Dans le cadre du dispositif VISALE, par acte du 11 octobre 2023, la SAS ACTION LOGEMENT SERVICES s'est portée caution simple pour le paiement de toutes les sommes dues au titre d'impayés.
La SAS ACTION LOGEMENT SERVICES a fait délivrer à M. [X] [S] le 28 janvier 2025 un commandement de payer dans un délai de deux mois la somme de 1.665€ au titre des loyers et charges impayés.
Par acte en date du 31 juillet 2025, la SAS ACTION LOGEMENT SERVICES a assigné M. [X] [S] devant le juge des contentieux de la protection du présent Tribunal afin qu'il :
- reçoive son action et l'en déclare bien fondée,
- à titre principal, déclare acquise la clause résolutoire figurant au bail;
- à titre subsidiaire, prononce la résiliation du bail aux torts et griefs des preneurs ;
- ordonne l'expulsion de M. [X] [S] et de tous occupants de son chef, au besoin avec l'assistance de la force publique ;
- condamne M. [X] [S] à lui payer la somme de 3.300€, avec intérêts au taux légal à compter du commandement de payer sur la somme de 1.665€, et de l'assignation pour le surplus ;
- fixe une indemnité d'occupation à compter de la date d'acquisition de la clause résolutoire ou de la résiliation du bail au montant du loyer contractuel augmenté des charges ;
- condamne M. [X] [S] à lui payer lesdites indemnités d'occupation dès lors que ces paiements seront justifiés par une quittance subrogative,
- condamne M. [X] [S] à lui payer une somme de 800 € au titre de l'article 700 du code de procédure civile, ainsi qu'aux dépens, en ce compris le coût du commandement de payer ;
- dise n'y avoir lieu à écarter l'exécution provisoire de la décision à intervenir.
L'affaire a été appelée à l'audience du 1er décembre 2025, renvoyée jusqu'à l'audience du 4 mai 2026, date à laquelle elle a été retenue.

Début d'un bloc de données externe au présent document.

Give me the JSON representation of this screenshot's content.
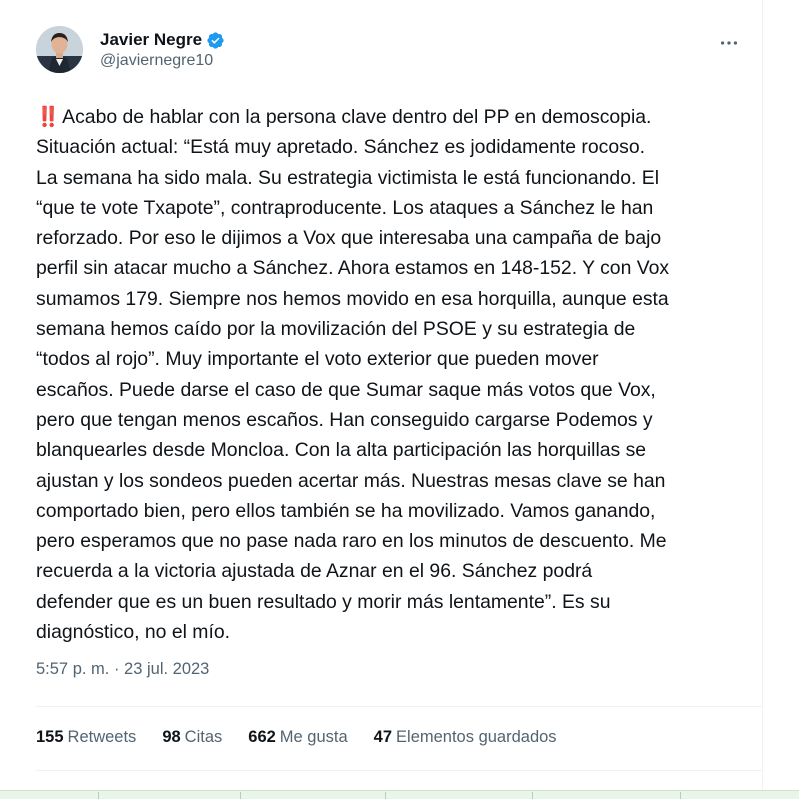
{
  "author": {
    "display_name": "Javier Negre",
    "handle": "@javiernegre10",
    "avatar_icon": "avatar-photo",
    "verified_icon": "verified-badge-icon",
    "verified_color": "#1d9bf0"
  },
  "more_icon": "more-options-icon",
  "tweet": {
    "alert_glyph": "‼️",
    "text": "Acabo de hablar con la persona clave dentro del PP en demoscopia.\nSituación actual: “Está muy apretado. Sánchez es jodidamente rocoso.\nLa semana ha sido mala. Su estrategia victimista le está funcionando. El\n“que te vote Txapote”, contraproducente. Los ataques a Sánchez le han\nreforzado. Por eso le dijimos a Vox que interesaba una campaña de bajo\nperfil sin atacar mucho a Sánchez. Ahora estamos en 148-152. Y con Vox\nsumamos 179. Siempre nos hemos movido en esa horquilla, aunque esta\nsemana hemos caído por la movilización del PSOE y su estrategia de\n“todos al rojo”. Muy importante el voto exterior que pueden mover\nescaños. Puede darse el caso de que Sumar saque más votos que Vox,\npero que tengan menos escaños. Han conseguido cargarse Podemos y\nblanquearles desde Moncloa. Con la alta participación las horquillas se\najustan y los sondeos pueden acertar más. Nuestras mesas clave se han\ncomportado bien, pero ellos también se ha movilizado. Vamos ganando,\npero esperamos que no pase nada raro en los minutos de descuento. Me\nrecuerda a la victoria ajustada de Aznar en el 96. Sánchez podrá\ndefender que es un buen resultado y morir más lentamente”. Es su\ndiagnóstico, no el mío.",
    "timestamp": "5:57 p. m. · 23 jul. 2023"
  },
  "stats": {
    "retweets": {
      "count": "155",
      "label": "Retweets"
    },
    "quotes": {
      "count": "98",
      "label": "Citas"
    },
    "likes": {
      "count": "662",
      "label": "Me gusta"
    },
    "bookmarks": {
      "count": "47",
      "label": "Elementos guardados"
    }
  }
}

A cette audience, la SAS ACTION LOGEMENT SERVICES, représentée par son Conseil, a repris les termes de ses dernières conclusions, sollicitant de voir :
- condamner M. [X] [S] à lui payer la somme de 3.330€, avec intérêts au taux légal à compter du commandement de payer sur la somme de 1665€, et de l'assignation pour le surplus ;
- condamner M. [X] [S] à lui payer une somme de 800 € au titre de l'article 700 du code de procédure civile, ainsi qu'aux dépens, en ce compris le coût du commandement de payer ;
- dire n'y avoir lieu à écarter l'exécution provisoire de la décision à intervenir.

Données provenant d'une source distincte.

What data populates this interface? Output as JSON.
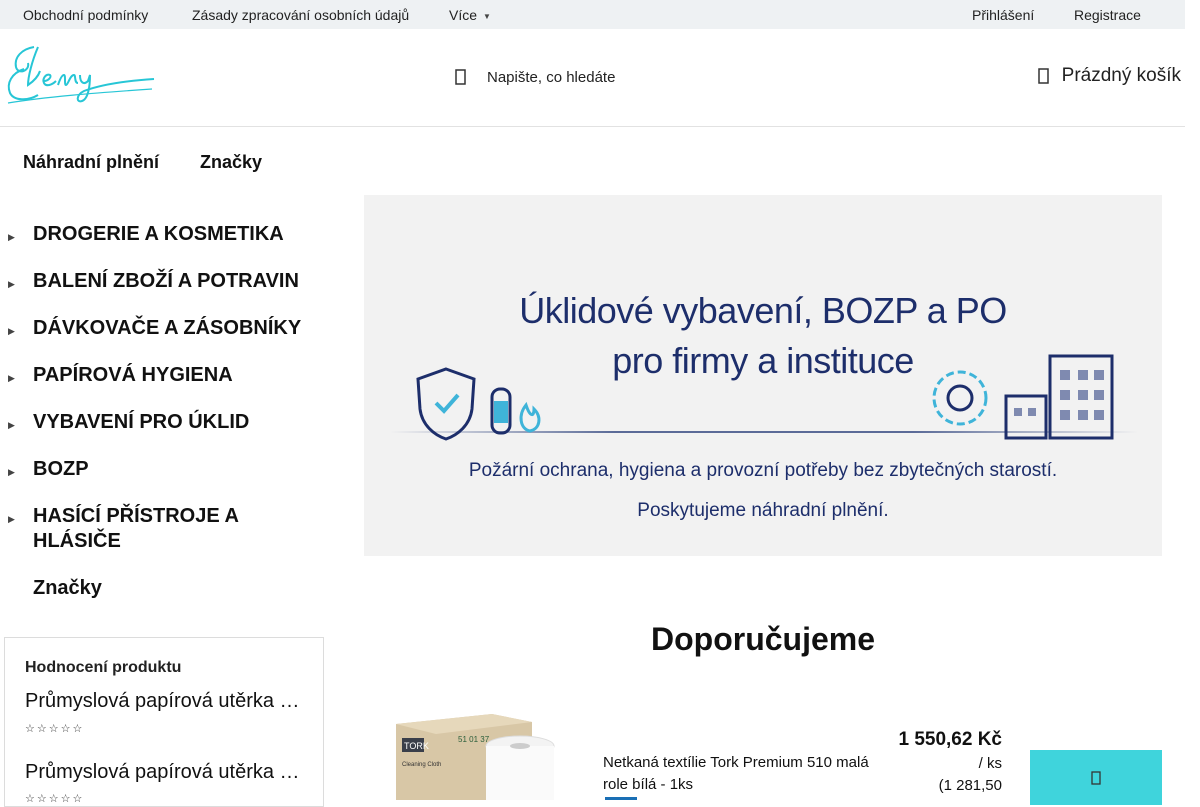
{
  "topbar": {
    "links": [
      "Obchodní podmínky",
      "Zásady zpracování osobních údajů",
      "Více"
    ],
    "login": "Přihlášení",
    "register": "Registrace"
  },
  "header": {
    "logo_text": "Eleny",
    "search_placeholder": "Napište, co hledáte",
    "search_icon": "search-icon",
    "cart_label": "Prázdný košík",
    "cart_icon": "cart-icon"
  },
  "mainnav": [
    "Náhradní plnění",
    "Značky"
  ],
  "categories": [
    "DROGERIE A KOSMETIKA",
    "BALENÍ ZBOŽÍ A POTRAVIN",
    "DÁVKOVAČE A ZÁSOBNÍKY",
    "PAPÍROVÁ HYGIENA",
    "VYBAVENÍ PRO ÚKLID",
    "BOZP",
    "HASÍCÍ PŘÍSTROJE A HLÁSIČE",
    "Značky"
  ],
  "banner": {
    "line1": "Úklidové vybavení, BOZP a PO",
    "line2": "pro firmy a instituce",
    "line3": "Požární ochrana, hygiena a provozní potřeby bez zbytečných starostí.",
    "line4": "Poskytujeme náhradní plnění."
  },
  "recommend": {
    "heading": "Doporučujeme"
  },
  "reviews": {
    "heading": "Hodnocení produktu",
    "items": [
      {
        "name": "Průmyslová papírová utěrka …",
        "rating": 0
      },
      {
        "name": "Průmyslová papírová utěrka …",
        "rating": 0
      }
    ]
  },
  "product": {
    "name": "Netkaná textílie Tork Premium 510 malá role bílá - 1ks",
    "price": "1 550,62 Kč",
    "unit": "/ ks",
    "price_no_vat": "(1 281,50",
    "box_brand": "TORK",
    "box_code": "51 01 37",
    "box_product": "Cleaning Cloth"
  },
  "colors": {
    "topbar_bg": "#eef1f3",
    "accent": "#3fd4dc",
    "logo": "#27c6d6",
    "banner_text": "#1d2e6b"
  }
}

La SAS ACTION LOGEMENT SERVICES expose que M. [X] [S] a manqué à son obligation de paiement et ne s'est pas acquitté des causes du commandement de payer qui lui a été délivré, de sorte qu'elle a réglé des sommes dues par M. [X] [S] au titre des loyers et charges de juin 2024 à avril 2025. Elle soutient être subrogée dans les droits et actions des bailleurs et disposer d'un recours personnel pour solliciter le paiement de sommes versées au titre de la garantie de loyers. Elle réplique que M. [X] [S] s'est retracté du congé qu'il a délivré, de sorte que le bail a continué de produire ses effets. Elle a considéré que les bailleurs n'ont pu reprendre possession du logement qu'en date du 27 juin 2025, date de restitution effective du logement et de l'état des lieux de sortie, de sorte que les loyers et charges sont dus jusqu'à cette date. Elle a estimé également que M. [X] [S] ne peut se prévaloir d'un délai de préavis d'un mois en vertu de l'article 15 de la loi du 6 juillet 1989 et que celui-ci est redevable d'une indemnité d'occupation jusqu'au 27 juin 2025, date de restitution des lieux.

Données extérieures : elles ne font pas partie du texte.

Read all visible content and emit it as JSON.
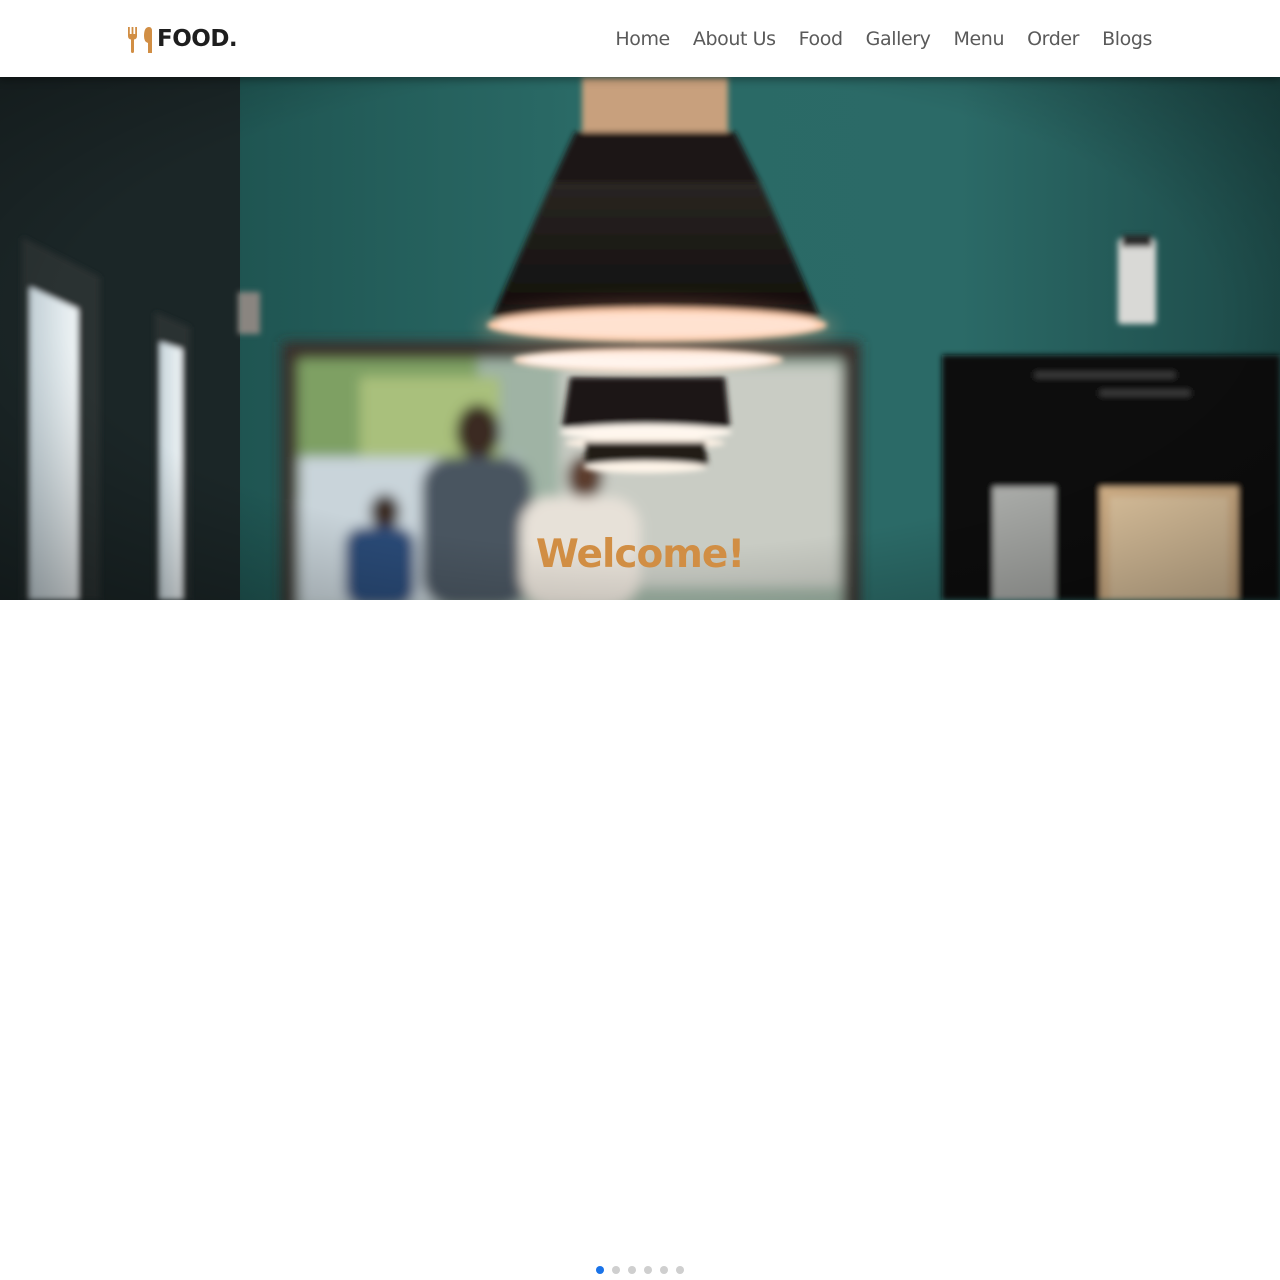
{
  "brand": {
    "name": "FOOD.",
    "accent": "#d18e44"
  },
  "nav": {
    "items": [
      {
        "label": "Home"
      },
      {
        "label": "About Us"
      },
      {
        "label": "Food"
      },
      {
        "label": "Gallery"
      },
      {
        "label": "Menu"
      },
      {
        "label": "Order"
      },
      {
        "label": "Blogs"
      }
    ]
  },
  "hero": {
    "heading": "Welcome!",
    "image": "restaurant-interior-pendant-lamps"
  },
  "slider": {
    "total": 6,
    "active_index": 0,
    "active_color": "#1a73e8",
    "inactive_color": "#cfcfcf"
  }
}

M. [X] [S], représenté par son Conseil a conclu au rejet des demandes de la SAS ACTION LOGEMENT SERVICES.
Il a indiqué avoir été incarcéré à l'été 2024 et avoir délivré en date du 9 septembre 2024, sur les indications de son conseiller d'insertion et de probation, un congé mentionnant un préavis d'une semaine et des instructions concernant ses biens. Il a opposé qu'il ne peut être tenu des impayés locatifs au delà du 25 septembre 2024 et que la demande d'expulsion formée à son encontre est sans objet. Il a contesté avoir rétracté le congé qu'il a délivré. Il a considéré que la durée du préavis mentionnée aux termes de son congé résulte d'une erreur de droit. Il a considéré qu'il ne peut lui être fait grief d'une occupation des lieux loués ni d'une remise tardive des clés du logement.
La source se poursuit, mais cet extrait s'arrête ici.